Nanachehaw is an extinct settlement of Warren County, Mississippi, United States, located in the Walnut Hills near the Big Black River. An alternative name was Allen Station. One folk etymology had it that the name meant "fish hill", but a study of Muskogean language place names states Nanchehaw comes from "nanachiha, a kind of cedar".

== History ==
It was the site of an 18th-century Indian trading post run by Garret Rapalje and his sons. In 1796 George Rapalje made a list in his journal of the kinds of scrap iron abandoned by past settlers that he had found in the vicinity of Nanchehaw.
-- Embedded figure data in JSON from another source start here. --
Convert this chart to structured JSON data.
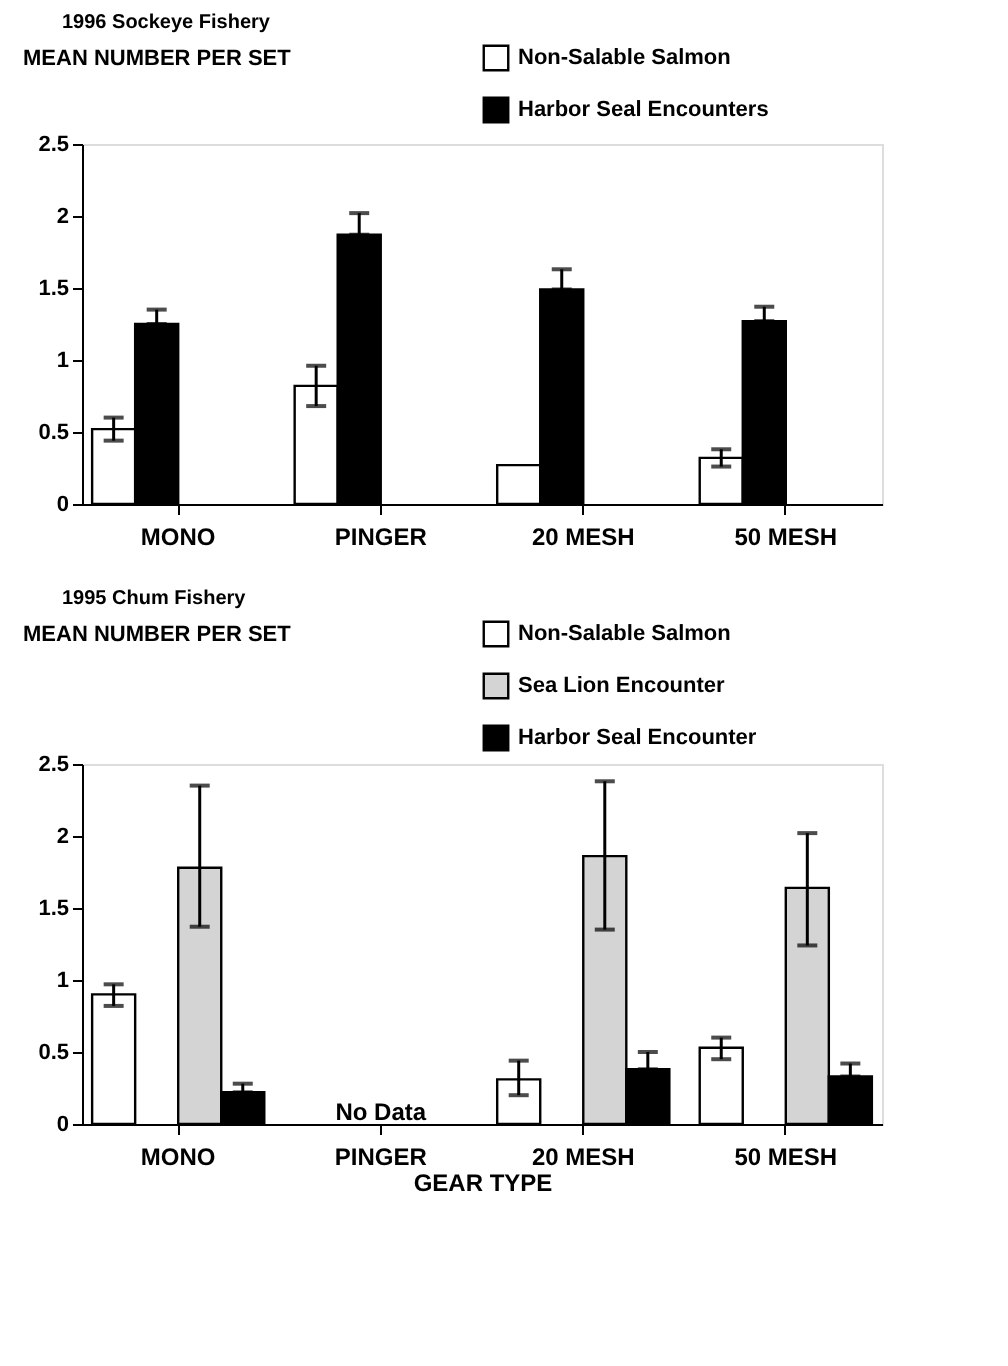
{
  "chart_data": [
    {
      "type": "bar",
      "title": "1996 Sockeye Fishery",
      "ylabel": "MEAN NUMBER PER SET",
      "categories": [
        "MONO",
        "PINGER",
        "20 MESH",
        "50 MESH"
      ],
      "ylim": [
        0,
        2.5
      ],
      "yticks": [
        0,
        0.5,
        1,
        1.5,
        2,
        2.5
      ],
      "legend": "top right",
      "series": [
        {
          "name": "Non-Salable Salmon",
          "color": "#ffffff",
          "values": [
            0.52,
            0.82,
            0.27,
            0.32
          ],
          "errors": [
            0.08,
            0.14,
            null,
            0.06
          ]
        },
        {
          "name": "Harbor Seal Encounters",
          "color": "#000000",
          "values": [
            1.25,
            1.87,
            1.49,
            1.27
          ],
          "errors": [
            [
              1.25,
              1.35
            ],
            [
              1.87,
              2.02
            ],
            [
              1.49,
              1.63
            ],
            [
              1.27,
              1.37
            ]
          ]
        }
      ]
    },
    {
      "type": "bar",
      "title": "1995 Chum Fishery",
      "ylabel": "MEAN NUMBER PER SET",
      "xlabel": "GEAR TYPE",
      "categories": [
        "MONO",
        "PINGER",
        "20 MESH",
        "50 MESH"
      ],
      "ylim": [
        0,
        2.5
      ],
      "yticks": [
        0,
        0.5,
        1,
        1.5,
        2,
        2.5
      ],
      "legend": "top right",
      "annotations": [
        "No Data"
      ],
      "series": [
        {
          "name": "Non-Salable Salmon",
          "color": "#ffffff",
          "values": [
            0.9,
            null,
            0.31,
            0.53
          ],
          "errors": [
            [
              0.82,
              0.97
            ],
            null,
            [
              0.2,
              0.44
            ],
            [
              0.45,
              0.6
            ]
          ]
        },
        {
          "name": "Sea Lion Encounter",
          "color": "#d4d4d4",
          "values": [
            1.78,
            null,
            1.86,
            1.64
          ],
          "errors": [
            [
              1.37,
              2.35
            ],
            null,
            [
              1.35,
              2.38
            ],
            [
              1.24,
              2.02
            ]
          ]
        },
        {
          "name": "Harbor Seal Encounter",
          "color": "#000000",
          "values": [
            0.22,
            null,
            0.38,
            0.33
          ],
          "errors": [
            [
              0.22,
              0.28
            ],
            null,
            [
              0.38,
              0.5
            ],
            [
              0.33,
              0.42
            ]
          ]
        }
      ]
    }
  ]
}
According to the Mississippi Department of Archives and History, "Nanachehaw Plantation, originally founded by the Rapalje family, was located on a fairly flat stretch of high ground along the Loosa Chitto, near a place the Choctaw called 'Nanachehaw'...Eventually, the plantation was managed by the Charles Allen family in the 1850s and 1860s...In 1860, the Nanachehaw plantation consisted of at least 793 acres, producing both cotton and corn and used the labor of 113 enslaved persons, including 38 children, throughout the plantation as field hands, loggers, carpenters, cooks, nurses, and others." Nanachehaw plantation was offered for rent after the American Civil War. Nanachehaw post office opened in 1881 along the Mississippi Valley and Ship Island Railroad with a postmaster named C. B. Allen.

The road to Allen was off U.S. Route 61 at Yokena. Several of the deaths from a "midnight cyclone" that was part of the tornado outbreak of June 5–6, 1916 were on the road between Yokena and Nanachehaw. The town eventually had "two hotels, one for white and one for black, several stores and numerous houses and a school served the bustling settlement". The major industry was the Allen Cooperate Compay, which employed "several hundred workers on the payroll at the sawmill, stave mill, and veneer plant". Allen Station was a stop on the Illinois Central Railroad and predecessors. The town withered away when the sawmill closed. The Nanachehaw post office closed in 1947. The voting location at Allen's Station was defunct by 1948.